Leggende sarde: La nascita della Sardegna

Millenni orsono, agli albori della vita sul nostro pianeta, già esisteva un continente denominato TIRRENIDE.
Era un continente esteso, ricoperto da una natura verde e rigogliosa, popolato da uomini forti ed animali affascinanti. Una notte improvvisamente, per motivi inspiegabili, l’ira di DIO si scagliò su Tirrenide. Il suolo cominciò ad agitarsi risvegliando l’imponente fura del mare. Le onde erano talmente alte che sembravano toccare il cielo per poi abbattersi su Tirrenide in modo rovinoso,  invadendo le fertili pianure, fino ad arrivare a coprire le ridenti colline. Pareva la fine del mondo!

Tirrenide stava per inabissarsi del tutto finché DIO improvvisamente placò la sua collera. -Oh terra infelice! A quale sterminio ha portato la mia collera!  esclamò allora DIO pentito. E, poiché una piccola parte di terra emergeva ancora, vi pose sopra un piede e riuscendo a trattenerla prima che il mare la inghiottisse completamente. Fu così che della grande Tirrenide rimase quell’impronta solitaria in mezzo alla grande distesa d’acqua, da cui dapprima prese il nome di ICHNUSA, che significa appunto “orma di piede” e in seguito SARDEGNA, da SARDUS, eroe venuto dall’Africa.

ICHNUSA, nonostante le ridotte dimensioni, aveva mantenuto tutte le caratteristiche del continente scomparso, e le aveva conservate in modo talmente fedele, che i naufraghi scampati ritrovarono la loro natia terra madre.

Il ricordo della terrificante sciagura, però, impresse nel loro cuore un timbro indelebile: un’orma di malinconia profonda, che, trasmessa di generazione in generazione, perdura tuttora nel cuore dei Sardi.
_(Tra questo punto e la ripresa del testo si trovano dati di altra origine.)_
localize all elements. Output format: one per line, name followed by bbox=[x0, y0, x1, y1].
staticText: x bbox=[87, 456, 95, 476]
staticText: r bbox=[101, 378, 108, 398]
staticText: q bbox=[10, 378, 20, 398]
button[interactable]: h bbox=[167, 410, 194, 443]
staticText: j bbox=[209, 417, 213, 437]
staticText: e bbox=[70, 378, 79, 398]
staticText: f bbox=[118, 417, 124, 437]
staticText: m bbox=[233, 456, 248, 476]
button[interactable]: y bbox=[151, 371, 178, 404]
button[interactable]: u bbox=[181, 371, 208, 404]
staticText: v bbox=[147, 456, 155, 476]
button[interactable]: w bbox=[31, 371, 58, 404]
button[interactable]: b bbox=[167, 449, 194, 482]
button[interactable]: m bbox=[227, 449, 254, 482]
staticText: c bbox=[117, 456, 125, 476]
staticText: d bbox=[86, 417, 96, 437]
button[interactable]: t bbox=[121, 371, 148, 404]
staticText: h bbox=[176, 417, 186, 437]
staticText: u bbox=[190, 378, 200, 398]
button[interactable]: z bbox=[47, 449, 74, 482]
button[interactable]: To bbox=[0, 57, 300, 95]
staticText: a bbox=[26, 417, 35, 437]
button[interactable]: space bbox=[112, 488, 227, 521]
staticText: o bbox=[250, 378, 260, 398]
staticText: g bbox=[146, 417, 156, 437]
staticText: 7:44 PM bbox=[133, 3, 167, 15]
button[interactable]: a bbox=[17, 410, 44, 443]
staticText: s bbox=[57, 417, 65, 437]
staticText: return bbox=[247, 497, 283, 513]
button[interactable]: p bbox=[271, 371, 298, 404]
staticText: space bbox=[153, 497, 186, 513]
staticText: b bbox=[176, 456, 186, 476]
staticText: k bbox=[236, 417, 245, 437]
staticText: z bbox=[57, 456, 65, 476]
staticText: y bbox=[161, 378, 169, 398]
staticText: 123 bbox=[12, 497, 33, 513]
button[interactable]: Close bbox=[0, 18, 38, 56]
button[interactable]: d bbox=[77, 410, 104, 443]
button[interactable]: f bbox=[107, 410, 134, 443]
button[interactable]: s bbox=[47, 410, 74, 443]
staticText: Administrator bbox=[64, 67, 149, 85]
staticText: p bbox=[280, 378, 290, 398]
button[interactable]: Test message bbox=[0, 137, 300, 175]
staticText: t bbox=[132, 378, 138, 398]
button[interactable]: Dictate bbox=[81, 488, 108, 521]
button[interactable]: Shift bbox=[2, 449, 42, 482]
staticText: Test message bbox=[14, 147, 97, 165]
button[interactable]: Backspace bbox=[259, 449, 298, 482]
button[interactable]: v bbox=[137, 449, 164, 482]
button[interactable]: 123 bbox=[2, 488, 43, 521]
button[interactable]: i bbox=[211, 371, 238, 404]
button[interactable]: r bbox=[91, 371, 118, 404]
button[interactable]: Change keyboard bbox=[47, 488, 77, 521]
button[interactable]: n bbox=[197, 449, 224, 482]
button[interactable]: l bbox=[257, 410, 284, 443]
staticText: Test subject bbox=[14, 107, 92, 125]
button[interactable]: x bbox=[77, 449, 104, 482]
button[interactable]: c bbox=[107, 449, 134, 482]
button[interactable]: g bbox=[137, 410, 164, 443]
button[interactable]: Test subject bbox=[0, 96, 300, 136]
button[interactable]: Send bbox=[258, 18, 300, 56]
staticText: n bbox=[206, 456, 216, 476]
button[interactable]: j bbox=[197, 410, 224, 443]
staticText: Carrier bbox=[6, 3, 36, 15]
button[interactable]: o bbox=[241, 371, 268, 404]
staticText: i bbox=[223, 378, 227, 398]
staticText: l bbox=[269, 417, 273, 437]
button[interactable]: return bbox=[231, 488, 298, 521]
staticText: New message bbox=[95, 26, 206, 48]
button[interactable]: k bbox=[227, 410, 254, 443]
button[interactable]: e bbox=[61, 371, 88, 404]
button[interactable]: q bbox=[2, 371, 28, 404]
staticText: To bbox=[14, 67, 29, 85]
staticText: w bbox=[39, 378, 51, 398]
Oggi noi dopo millenni, troviamo ancora nell’animo sardo quella malinconia: – la ritroviamo nell’accorata ninna nanna di una madre, nel desolato canto di un pastore, nelle struggenti nenie di un rito funebre; la ritroviamo nelle gravi movenze di una danza, e nell’intensità solenne di una festa; nel misterioso patrimonio degli usi e costumi, delle tradizioni e delle leggende; la ritroviamo, insomma, un po in tutto ciò che rispecchia l’antichissima anima di questo popolo: un’anima che può apparire ruvida ed ombrosa, ma che si manifesta, invece, gentile e appassionata per chi sa avvicinarla, comprenderla ed apprezzarla.